Sí, claro que sí. Era una asignatura pendiente que teníamos. Todos tenemos que comer, somos lo que comemos, entonces era importantísimo que supiéramos algo de cocina, como necesitamos también saber algo de letras o algo de matemáticas.

¿Y qué aporta saber de gastronomía a nuestra vida diaria?

Nos hace más libres porque nos permite conocer mejor nuestro cuerpo. El mayor desafío en esta vida es conocerse. Muchos se van de este mundo sin conocerse ni hacerse preguntas, cuando la vida está llena de preguntas que te llevan al conocimiento, al saber, al desarrollo personal.

¿Es ese hacerse preguntas lo que le ha llevado a otros ámbitos, como la televisión o la escultura?

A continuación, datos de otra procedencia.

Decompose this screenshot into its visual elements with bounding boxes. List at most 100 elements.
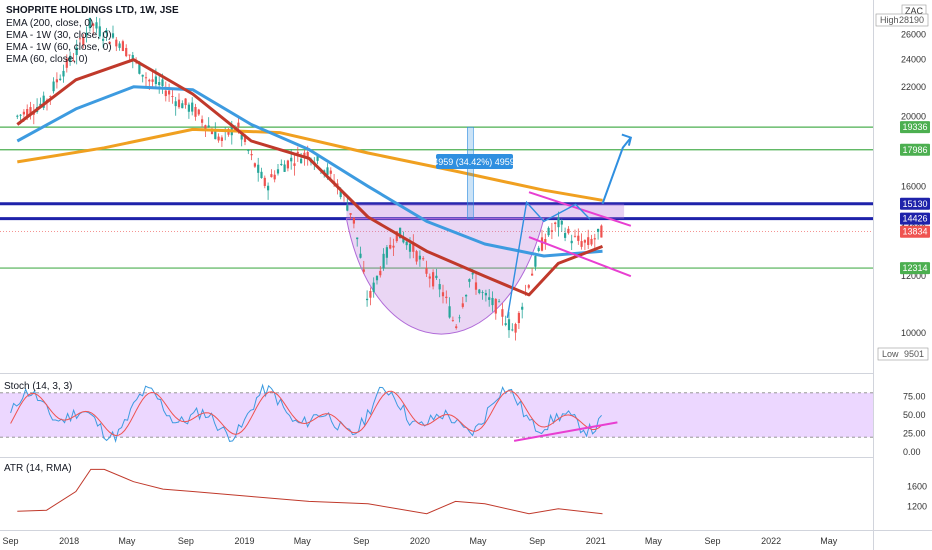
candle-body (339, 191, 342, 198)
candle-body (389, 244, 392, 249)
pane-separator (0, 373, 873, 374)
high-tag (875, 13, 929, 27)
candle-body (408, 243, 412, 252)
stoch-k-line (10, 383, 602, 444)
candle-body (161, 79, 164, 86)
high-value: 28190 (899, 15, 924, 25)
stoch-trendline (513, 421, 618, 442)
candle-body (547, 227, 550, 236)
low-tag (877, 347, 929, 361)
candle-body (488, 297, 491, 300)
candle-body (425, 268, 428, 274)
candle-body (55, 79, 58, 83)
candle-body (382, 253, 385, 269)
candle-body (65, 58, 68, 68)
price-tick-label: 10000 (901, 328, 926, 338)
candle-body (418, 255, 421, 260)
legend-ema200: EMA (200, close, 0) (6, 18, 93, 29)
time-tick-label: May (294, 536, 312, 546)
candle-body (359, 253, 362, 258)
candle-body (197, 109, 200, 115)
low-label: Low (882, 349, 899, 359)
stoch-d-line (10, 390, 602, 437)
price-tag-box (900, 225, 930, 238)
axis-separator (0, 530, 932, 531)
candle-body (204, 125, 207, 130)
time-tick-label: Sep (529, 536, 545, 546)
candle-body (491, 297, 494, 306)
candle-body (445, 296, 448, 299)
candle-body (511, 329, 514, 331)
price-tag-label: 15130 (902, 199, 927, 209)
candle-body (191, 102, 194, 112)
legend-ema60-1w: EMA - 1W (60, close, 0) (6, 42, 112, 53)
candle-body (600, 225, 603, 238)
candle-body (379, 270, 382, 276)
candle-body (154, 76, 157, 85)
candle-body (257, 164, 260, 173)
candle-body (177, 99, 181, 108)
candle-body (250, 154, 253, 156)
time-tick-label: May (820, 536, 838, 546)
candle-body (19, 114, 22, 116)
price-tag-label: 12314 (902, 263, 927, 273)
candle-body (352, 217, 355, 224)
candle-body (504, 323, 507, 325)
channel-lower (528, 236, 632, 278)
candle-body (471, 272, 474, 275)
candle-body (207, 125, 210, 127)
candle-body (316, 154, 319, 161)
candle-body (214, 130, 217, 140)
candle-body (431, 272, 435, 287)
price-tag-label: 17986 (902, 145, 927, 155)
candle-body (62, 70, 65, 77)
candle-body (75, 47, 78, 56)
price-tick-label: 12000 (901, 271, 926, 281)
candle-body (174, 101, 177, 107)
stoch-tick-label: 50.00 (903, 410, 926, 420)
candle-body (596, 228, 600, 232)
atr-label: ATR (14, RMA) (4, 463, 72, 474)
candle-body (448, 306, 451, 318)
candle-body (557, 217, 560, 228)
time-tick-label: Sep (705, 536, 721, 546)
candle-body (537, 247, 540, 252)
candle-body (356, 237, 359, 240)
candle-body (167, 90, 171, 95)
candle-body (299, 158, 303, 164)
candle-body (184, 98, 187, 106)
axis-separator (873, 0, 874, 550)
atr-line (17, 468, 603, 515)
low-value: 9501 (904, 349, 924, 359)
candle-body (26, 109, 29, 118)
time-tick-label: 2022 (761, 536, 781, 546)
candle-body (128, 54, 131, 56)
atr-tick-label: 1600 (907, 482, 927, 492)
candle-body (118, 43, 121, 48)
candle-body (428, 276, 431, 279)
high-label: High (880, 15, 899, 25)
candle-body (52, 81, 55, 92)
time-tick-label: May (470, 536, 488, 546)
measure-label-box (436, 154, 513, 169)
candle-body (494, 298, 497, 314)
candle-body (253, 163, 256, 167)
candle-body (517, 312, 520, 324)
candle-body (85, 32, 88, 36)
price-axis[interactable]: 2600024000220002000018000160001400012000… (900, 30, 930, 512)
candle-body (329, 170, 332, 174)
candle-body (92, 23, 95, 26)
candle-body (577, 235, 580, 241)
candle-body (290, 157, 293, 162)
candle-body (280, 163, 283, 166)
candle-body (550, 230, 553, 232)
candle-body (49, 96, 52, 97)
candle-body (158, 82, 161, 86)
candle-body (365, 298, 369, 301)
candle-body (247, 150, 250, 152)
time-axis[interactable]: Sep 2018 May Sep 2019 May Sep 2020 May Sep 2021 May… (3, 536, 838, 546)
time-tick-label: May (118, 536, 136, 546)
candle-body (590, 238, 593, 245)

Creo que lo que más me ha definido siempre es la creatividad. Con 12 años, con un clavo, dibujé en unas rocas junto al río el perfil de una cabeza… y pienso que ya entonces vi que en la estética estaba mi camino. Cuando empecé en cocina me atraía menos aprender lo que ya existía y lo que quería era aportar algo. Ahí estaban los ingredientes, y lo que yo quería era hacer algo nuevo con ellos.

¿Todavía es posible innovar?

Por supuesto, la creatividad es el principio de la evolución. En cocina, como en otros ámbitos, evolucionamos desde algo que hemos recibido, siempre partimos de una herencia, pero todo es mejorable, y la cocina está llena de matices y detalles: las cantidades, los productos, las presentaciones, los procesos…

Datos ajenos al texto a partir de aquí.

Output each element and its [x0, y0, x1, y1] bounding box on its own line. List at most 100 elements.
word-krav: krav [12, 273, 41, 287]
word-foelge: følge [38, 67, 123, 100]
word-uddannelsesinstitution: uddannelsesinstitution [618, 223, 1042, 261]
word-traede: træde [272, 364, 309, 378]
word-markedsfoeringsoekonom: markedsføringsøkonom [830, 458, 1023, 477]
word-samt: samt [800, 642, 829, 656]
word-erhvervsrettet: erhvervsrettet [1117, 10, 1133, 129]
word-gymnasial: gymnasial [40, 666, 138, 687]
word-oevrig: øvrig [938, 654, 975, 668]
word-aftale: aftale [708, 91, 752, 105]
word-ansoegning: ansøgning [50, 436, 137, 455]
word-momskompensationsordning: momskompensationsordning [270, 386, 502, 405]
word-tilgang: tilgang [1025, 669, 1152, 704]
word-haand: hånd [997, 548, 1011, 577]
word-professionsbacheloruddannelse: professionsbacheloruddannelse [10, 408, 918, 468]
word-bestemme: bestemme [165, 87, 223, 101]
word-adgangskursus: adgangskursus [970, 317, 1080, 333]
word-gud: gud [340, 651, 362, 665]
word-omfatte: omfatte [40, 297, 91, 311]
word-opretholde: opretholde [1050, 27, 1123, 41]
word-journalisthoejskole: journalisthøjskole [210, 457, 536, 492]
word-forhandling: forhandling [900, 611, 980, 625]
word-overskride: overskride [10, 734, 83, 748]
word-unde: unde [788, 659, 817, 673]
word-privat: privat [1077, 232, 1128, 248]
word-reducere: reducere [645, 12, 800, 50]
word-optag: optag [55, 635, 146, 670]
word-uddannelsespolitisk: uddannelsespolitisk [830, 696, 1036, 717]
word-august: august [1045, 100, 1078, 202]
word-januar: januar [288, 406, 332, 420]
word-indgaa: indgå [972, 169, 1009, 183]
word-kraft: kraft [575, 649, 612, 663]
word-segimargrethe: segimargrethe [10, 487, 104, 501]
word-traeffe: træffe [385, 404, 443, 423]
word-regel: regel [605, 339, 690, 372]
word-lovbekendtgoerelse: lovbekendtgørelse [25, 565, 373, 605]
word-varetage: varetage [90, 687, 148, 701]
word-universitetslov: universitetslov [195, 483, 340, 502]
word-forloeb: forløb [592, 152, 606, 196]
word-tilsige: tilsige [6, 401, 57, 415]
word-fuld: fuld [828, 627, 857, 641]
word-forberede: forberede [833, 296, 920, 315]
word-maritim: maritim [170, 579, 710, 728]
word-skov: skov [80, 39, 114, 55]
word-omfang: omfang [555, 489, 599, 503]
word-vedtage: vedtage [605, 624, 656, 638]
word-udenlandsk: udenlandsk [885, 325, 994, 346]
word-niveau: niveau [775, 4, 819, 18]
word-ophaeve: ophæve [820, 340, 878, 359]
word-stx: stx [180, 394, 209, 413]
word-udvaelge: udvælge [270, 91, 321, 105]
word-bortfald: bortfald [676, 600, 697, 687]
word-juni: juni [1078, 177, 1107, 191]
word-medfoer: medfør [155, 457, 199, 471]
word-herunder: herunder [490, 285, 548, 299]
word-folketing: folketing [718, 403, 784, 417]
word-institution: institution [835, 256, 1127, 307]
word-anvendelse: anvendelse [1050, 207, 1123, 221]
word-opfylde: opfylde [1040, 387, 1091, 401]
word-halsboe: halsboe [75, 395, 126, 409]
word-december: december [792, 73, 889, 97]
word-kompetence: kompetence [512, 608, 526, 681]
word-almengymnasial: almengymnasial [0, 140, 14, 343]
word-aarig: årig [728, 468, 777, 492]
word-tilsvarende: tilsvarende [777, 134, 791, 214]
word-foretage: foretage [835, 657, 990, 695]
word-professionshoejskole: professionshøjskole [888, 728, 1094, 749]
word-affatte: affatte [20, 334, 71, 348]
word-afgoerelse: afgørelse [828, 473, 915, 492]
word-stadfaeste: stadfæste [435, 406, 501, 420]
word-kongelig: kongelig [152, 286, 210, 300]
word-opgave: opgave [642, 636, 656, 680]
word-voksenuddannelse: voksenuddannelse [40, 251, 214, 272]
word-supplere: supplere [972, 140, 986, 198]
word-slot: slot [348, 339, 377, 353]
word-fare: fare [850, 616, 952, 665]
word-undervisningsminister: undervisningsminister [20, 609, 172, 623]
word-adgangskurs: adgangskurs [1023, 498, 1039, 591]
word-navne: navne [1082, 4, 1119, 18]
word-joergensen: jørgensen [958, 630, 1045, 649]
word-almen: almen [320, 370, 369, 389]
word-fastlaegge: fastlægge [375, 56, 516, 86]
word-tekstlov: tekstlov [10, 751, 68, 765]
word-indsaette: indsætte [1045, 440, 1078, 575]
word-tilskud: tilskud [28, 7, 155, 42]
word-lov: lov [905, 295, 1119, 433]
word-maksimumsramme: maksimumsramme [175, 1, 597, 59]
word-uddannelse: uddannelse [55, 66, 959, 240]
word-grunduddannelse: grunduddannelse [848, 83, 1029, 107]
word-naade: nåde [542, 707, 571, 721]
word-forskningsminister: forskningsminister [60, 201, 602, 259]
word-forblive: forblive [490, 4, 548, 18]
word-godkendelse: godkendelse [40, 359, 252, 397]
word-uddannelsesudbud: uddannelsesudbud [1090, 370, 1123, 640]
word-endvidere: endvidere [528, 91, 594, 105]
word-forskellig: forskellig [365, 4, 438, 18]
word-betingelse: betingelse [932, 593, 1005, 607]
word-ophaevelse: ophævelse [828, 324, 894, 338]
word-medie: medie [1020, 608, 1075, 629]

¿Qué es entonces ser cocinero?

Es mucho más que saber guisar. La cocina, además de oficio, también es arte, es sensibilidad, es curiosidad, es conocimiento.

Si la cocina es un arte, parece que sus obras están condenadas a ser efímeras.

En cocina, cuando alguien come bien te lo dice y ese placer queda en el recuerdo, y en la memoria mientras vives. Además, comer bien hace la vida, y el placer, más duraderos. Pero es cierto que una escultura no solo alimenta e ilumina los sentidos de forma momentánea, sino que lo hace de forma perenne. Para mí, abrirme a otras artes es un poco como un complemento filosófico, que me alimenta y me ilusiona.

¿Alguna nueva ilusión que no conozcamos?

Muchas. Hay muchos más campos en los que me encantaría trabajar: hacer un corto, una obra de teatro, incluso componer música… Centrándome cada vez en una tecla distinta de este gran piano que es la creatividad.

¿Creatividad entonces por encima de todo?

Sí, pero bien entendida. Cada uno tiene que conocer sus limitaciones. La creatividad no es mezclar por mezclar, requiere de un espíritu interior, que tiene que ver con el talento, pero también con la formación y la actitud.

¿Algún consejo para los cocineros que acaban de emprender su camino?

Les diría que se aseguren de que disfrutan cocinando, porque va a ser una parte muy importante de su vida y van a tener que trabajar mucho mientras los demás tienen tiempo libre. Tienen que entender su trabajo como un traje a su medida que tiene que servirles para disfrutar y para desarrollarse.

RAMÓN ROTETA Chef en Ramón Roteta (Hondarribia)

Ramón Roteta fue (junto a Arzak y Subijana, entre otros) uno de los fundadores de la Nueva Cocina Vasca, el movimiento de finales de los setenta que catapultó la cocina española hacia su reconocimiento actual.

Si le preguntas por aquella época, Ramón dice sentirse cómodo con su cometido en toda esta historia. Y su comodidad es diametralmente opuesta a toda vanidad. Es el caminar relajado de quien no siente el peso del pasado, sino el entusiasmo por lo que queda por venir.

Por eso, a Ramón le viene igual de bien trabajar como chef de su reconocido restaurante en Hondarribia que irse de safari para un reality, experimentar en serio con la escultura que presentar programas de cocina. Hace, esencialmente, lo que le divierte. Porque la diversión no es algo banal cuando tomas el hedonismo como posición meditada ante la vida.